Unicode supports many different properties, their full list would require a lot of space, so here are the references:
- List all properties by a character: <https://unicode.org/cldr/utility/character.jsp>.
- List all characters by a property: <https://unicode.org/cldr/utility/list-unicodeset.jsp>.
- Short aliases for properties: <https://www.unicode.org/Public/UCD/latest/ucd/PropertyValueAliases.txt>.
- A full base of Unicode characters in text format, with all properties, is here: <https://www.unicode.org/Public/UCD/latest/ucd/>.
### Example: hexadecimal numbers
For instance, let's look for hexadecimal numbers, written as `xFF`, where `F` is a hex digit (0..9 or A..F).
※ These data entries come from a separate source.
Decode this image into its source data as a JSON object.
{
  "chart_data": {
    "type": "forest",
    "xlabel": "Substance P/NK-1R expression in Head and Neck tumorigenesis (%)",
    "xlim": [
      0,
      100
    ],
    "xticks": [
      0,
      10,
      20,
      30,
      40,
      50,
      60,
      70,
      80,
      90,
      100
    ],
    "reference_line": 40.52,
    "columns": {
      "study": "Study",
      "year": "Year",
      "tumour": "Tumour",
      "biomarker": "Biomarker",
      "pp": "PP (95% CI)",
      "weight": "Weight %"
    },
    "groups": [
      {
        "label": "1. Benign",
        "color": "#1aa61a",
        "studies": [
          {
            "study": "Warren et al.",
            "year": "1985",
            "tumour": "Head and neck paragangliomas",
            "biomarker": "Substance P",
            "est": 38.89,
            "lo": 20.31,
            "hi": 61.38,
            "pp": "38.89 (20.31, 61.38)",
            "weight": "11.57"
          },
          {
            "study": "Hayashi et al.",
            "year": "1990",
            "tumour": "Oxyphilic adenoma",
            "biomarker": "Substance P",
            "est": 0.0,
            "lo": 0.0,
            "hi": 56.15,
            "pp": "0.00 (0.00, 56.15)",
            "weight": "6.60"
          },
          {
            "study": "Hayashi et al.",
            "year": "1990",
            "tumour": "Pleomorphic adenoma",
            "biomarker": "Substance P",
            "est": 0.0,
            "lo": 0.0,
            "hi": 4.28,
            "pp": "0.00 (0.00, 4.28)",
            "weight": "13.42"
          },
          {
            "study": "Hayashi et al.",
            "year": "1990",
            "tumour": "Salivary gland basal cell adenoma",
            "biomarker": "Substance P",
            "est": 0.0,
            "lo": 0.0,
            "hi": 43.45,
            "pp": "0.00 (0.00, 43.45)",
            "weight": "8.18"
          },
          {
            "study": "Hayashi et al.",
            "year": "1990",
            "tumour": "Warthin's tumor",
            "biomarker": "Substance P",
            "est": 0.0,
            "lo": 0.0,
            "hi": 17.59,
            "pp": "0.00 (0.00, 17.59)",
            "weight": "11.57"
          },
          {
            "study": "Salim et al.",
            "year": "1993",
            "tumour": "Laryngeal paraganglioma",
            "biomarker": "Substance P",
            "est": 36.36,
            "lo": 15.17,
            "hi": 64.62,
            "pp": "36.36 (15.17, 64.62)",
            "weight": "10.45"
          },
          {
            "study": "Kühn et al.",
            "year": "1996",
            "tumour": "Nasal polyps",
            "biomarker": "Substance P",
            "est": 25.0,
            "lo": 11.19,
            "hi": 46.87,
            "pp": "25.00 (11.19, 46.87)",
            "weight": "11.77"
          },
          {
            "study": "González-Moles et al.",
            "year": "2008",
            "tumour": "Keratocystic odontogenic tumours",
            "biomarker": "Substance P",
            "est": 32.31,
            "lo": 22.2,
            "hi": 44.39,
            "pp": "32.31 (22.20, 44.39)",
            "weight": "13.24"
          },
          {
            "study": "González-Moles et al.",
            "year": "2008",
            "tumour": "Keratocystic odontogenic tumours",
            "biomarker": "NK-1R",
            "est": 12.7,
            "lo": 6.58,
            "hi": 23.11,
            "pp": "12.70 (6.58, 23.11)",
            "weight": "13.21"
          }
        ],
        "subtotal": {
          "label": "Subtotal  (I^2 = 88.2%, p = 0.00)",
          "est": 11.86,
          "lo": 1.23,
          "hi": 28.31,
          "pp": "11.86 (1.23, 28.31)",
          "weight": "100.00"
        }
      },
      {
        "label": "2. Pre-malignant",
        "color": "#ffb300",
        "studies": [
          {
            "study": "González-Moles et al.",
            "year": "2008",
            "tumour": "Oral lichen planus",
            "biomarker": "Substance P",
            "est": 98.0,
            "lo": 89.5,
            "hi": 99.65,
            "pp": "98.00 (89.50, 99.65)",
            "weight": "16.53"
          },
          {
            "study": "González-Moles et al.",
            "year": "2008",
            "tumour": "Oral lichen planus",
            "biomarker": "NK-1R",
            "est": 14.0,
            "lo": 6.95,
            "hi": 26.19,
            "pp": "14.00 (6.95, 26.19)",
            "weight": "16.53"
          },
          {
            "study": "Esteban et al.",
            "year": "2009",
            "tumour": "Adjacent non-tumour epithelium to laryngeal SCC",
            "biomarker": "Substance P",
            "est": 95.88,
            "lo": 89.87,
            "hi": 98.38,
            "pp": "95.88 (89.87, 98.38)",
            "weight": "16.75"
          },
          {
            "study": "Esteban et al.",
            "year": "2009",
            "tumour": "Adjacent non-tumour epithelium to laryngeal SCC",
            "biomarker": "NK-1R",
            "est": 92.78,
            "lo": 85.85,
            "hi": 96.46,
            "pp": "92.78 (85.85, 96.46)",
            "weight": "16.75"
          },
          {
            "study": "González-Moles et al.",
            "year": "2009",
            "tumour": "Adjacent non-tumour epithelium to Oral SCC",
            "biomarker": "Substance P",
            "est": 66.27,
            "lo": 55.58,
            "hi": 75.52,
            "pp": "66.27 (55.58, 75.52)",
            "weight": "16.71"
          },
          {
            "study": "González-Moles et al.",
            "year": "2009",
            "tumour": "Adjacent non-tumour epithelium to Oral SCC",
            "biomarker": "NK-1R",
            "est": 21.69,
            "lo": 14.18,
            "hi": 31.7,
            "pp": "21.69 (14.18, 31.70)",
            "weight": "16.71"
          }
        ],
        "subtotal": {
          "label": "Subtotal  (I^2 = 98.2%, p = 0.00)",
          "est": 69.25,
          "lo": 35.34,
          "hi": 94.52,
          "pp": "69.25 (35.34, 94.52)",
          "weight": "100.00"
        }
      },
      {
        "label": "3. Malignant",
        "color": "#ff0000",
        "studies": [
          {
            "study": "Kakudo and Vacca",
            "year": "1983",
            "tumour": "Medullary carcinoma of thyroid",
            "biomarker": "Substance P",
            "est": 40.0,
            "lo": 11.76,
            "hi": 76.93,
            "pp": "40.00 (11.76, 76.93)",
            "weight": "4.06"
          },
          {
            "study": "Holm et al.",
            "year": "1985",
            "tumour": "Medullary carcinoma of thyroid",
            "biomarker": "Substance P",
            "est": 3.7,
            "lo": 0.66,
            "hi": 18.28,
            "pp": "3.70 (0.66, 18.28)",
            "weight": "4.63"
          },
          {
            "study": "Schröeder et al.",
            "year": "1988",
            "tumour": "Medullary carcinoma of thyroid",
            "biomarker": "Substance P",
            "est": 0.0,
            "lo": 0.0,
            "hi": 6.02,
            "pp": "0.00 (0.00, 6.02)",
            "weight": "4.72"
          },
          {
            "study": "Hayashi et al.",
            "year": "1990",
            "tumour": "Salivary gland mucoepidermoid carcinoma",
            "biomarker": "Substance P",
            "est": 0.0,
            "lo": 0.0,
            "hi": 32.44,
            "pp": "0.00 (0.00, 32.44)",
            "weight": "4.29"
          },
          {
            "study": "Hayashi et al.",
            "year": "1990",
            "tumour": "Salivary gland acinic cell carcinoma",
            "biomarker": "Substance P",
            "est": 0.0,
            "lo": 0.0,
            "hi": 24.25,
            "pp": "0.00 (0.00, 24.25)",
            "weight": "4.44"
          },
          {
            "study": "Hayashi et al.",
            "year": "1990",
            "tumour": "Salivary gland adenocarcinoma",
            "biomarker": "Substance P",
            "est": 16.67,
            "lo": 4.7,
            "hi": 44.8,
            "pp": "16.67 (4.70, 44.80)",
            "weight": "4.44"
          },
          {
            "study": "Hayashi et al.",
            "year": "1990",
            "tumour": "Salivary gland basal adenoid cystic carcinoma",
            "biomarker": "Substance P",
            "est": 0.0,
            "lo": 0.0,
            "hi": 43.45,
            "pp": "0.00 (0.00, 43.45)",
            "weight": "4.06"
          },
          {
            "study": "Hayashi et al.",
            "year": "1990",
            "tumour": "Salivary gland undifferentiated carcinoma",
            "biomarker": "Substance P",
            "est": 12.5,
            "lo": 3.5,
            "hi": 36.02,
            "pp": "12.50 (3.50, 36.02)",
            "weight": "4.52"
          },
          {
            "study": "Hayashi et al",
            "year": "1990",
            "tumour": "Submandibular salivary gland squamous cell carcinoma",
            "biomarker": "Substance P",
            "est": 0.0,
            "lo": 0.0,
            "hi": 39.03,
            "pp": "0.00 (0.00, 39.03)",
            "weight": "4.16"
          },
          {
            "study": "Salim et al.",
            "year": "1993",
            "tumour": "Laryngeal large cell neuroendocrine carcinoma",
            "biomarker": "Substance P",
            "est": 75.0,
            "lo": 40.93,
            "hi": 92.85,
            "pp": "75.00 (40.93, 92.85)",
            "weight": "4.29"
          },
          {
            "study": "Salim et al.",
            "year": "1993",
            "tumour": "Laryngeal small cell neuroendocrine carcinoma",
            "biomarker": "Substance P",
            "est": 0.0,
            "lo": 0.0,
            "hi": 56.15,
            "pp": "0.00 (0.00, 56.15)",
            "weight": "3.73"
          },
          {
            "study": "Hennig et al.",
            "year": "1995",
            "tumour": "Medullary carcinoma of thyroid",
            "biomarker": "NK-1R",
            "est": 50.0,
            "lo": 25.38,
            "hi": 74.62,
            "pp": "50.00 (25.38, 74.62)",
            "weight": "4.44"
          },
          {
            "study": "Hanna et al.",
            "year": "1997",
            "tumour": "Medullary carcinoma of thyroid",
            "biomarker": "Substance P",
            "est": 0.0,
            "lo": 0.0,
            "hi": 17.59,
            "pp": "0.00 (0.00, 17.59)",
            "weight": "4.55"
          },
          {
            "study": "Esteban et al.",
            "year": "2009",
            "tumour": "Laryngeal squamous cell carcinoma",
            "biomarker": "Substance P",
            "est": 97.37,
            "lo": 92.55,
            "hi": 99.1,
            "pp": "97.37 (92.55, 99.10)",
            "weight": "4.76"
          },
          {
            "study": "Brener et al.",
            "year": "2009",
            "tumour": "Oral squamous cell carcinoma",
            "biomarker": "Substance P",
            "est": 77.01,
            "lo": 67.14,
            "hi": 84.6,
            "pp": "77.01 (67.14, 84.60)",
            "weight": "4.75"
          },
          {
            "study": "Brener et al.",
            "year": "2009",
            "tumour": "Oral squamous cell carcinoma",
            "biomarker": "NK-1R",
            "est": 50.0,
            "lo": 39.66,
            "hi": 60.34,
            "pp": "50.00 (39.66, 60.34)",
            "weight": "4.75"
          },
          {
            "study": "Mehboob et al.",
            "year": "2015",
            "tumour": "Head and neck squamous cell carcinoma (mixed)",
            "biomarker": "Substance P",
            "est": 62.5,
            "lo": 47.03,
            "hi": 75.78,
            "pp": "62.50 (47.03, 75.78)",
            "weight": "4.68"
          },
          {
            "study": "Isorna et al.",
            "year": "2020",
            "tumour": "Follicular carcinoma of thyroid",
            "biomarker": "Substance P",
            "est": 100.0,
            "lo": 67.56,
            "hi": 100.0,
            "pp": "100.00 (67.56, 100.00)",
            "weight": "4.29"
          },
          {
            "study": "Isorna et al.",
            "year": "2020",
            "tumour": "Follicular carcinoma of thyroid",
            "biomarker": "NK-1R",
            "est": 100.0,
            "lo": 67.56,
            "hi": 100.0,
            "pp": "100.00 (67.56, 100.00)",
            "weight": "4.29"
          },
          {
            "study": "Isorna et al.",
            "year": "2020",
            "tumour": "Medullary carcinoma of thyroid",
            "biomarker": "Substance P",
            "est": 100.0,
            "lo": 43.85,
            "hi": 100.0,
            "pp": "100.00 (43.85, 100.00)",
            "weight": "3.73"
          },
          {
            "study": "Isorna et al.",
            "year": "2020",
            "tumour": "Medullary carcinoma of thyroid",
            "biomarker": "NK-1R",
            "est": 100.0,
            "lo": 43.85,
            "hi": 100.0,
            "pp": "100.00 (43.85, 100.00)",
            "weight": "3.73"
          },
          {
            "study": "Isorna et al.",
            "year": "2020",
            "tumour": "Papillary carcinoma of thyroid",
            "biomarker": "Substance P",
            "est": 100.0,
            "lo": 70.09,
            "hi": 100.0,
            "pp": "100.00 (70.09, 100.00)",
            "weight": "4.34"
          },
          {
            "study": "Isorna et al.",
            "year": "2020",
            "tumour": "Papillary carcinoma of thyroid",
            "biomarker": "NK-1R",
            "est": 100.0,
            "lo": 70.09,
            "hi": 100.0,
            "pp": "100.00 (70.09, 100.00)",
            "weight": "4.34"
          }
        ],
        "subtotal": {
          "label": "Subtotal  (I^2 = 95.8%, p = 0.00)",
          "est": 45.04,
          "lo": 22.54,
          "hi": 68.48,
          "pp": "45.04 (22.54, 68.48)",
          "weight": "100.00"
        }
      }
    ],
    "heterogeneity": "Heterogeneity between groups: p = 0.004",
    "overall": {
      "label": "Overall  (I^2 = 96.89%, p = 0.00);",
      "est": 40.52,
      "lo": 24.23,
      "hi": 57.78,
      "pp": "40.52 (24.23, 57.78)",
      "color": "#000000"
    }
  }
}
A hex digit can be denoted as `pattern:\p{Hex_Digit}`:
```js run
let regexp = /x\p{Hex_Digit}\p{Hex_Digit}/u;
alert("number: xAF".match(regexp)); // xAF
```
### Example: Chinese hieroglyphs
Let's look for Chinese hieroglyphs.
There's a Unicode property `Script` (a writing system), that may have a value: `Cyrillic`, `Greek`, `Arabic`, `Han` (Chinese) and so on, [here's the full list](https://en.wikipedia.org/wiki/Script_(Unicode)).
To look for characters in a given writing system we should use `pattern:Script=<value>`, e.g. for Cyrillic letters: `pattern:\p{sc=Cyrillic}`, for Chinese hieroglyphs: `pattern:\p{sc=Han}`, and so on:
```js run
let regexp = /\p{sc=Han}/gu; // returns Chinese hieroglyphs
let str = `Hello Привет 你好 123_456`;
alert( str.match(regexp) ); // 你,好
```
### Example: currency
Characters that denote a currency, such as `$`, ``, `¥`, have Unicode property `pattern:\p{Currency_Symbol}`, the short alias: `pattern:\p{Sc}`.
Let's use it to look for prices in the format "currency, followed by a digit":
```js run
let regexp = /\p{Sc}\d/gu;
let str = `Prices: $2, €1, ¥9`;
alert( str.match(regexp) ); // $2,€1,¥9
```
Later, in the article <info:regexp-quantifiers> we'll see how to look for numbers that contain many digits.
## Summary
Flag `pattern:u` enables the support of Unicode in regular expressions.
That means two things:
1. Characters of 4 bytes are handled correctly: as a single character, not two 2-byte characters.
2. Unicode properties can be used in the search: `\p{…}`.
With Unicode properties we can look for words in given languages, special characters (quotes, currencies) and so on.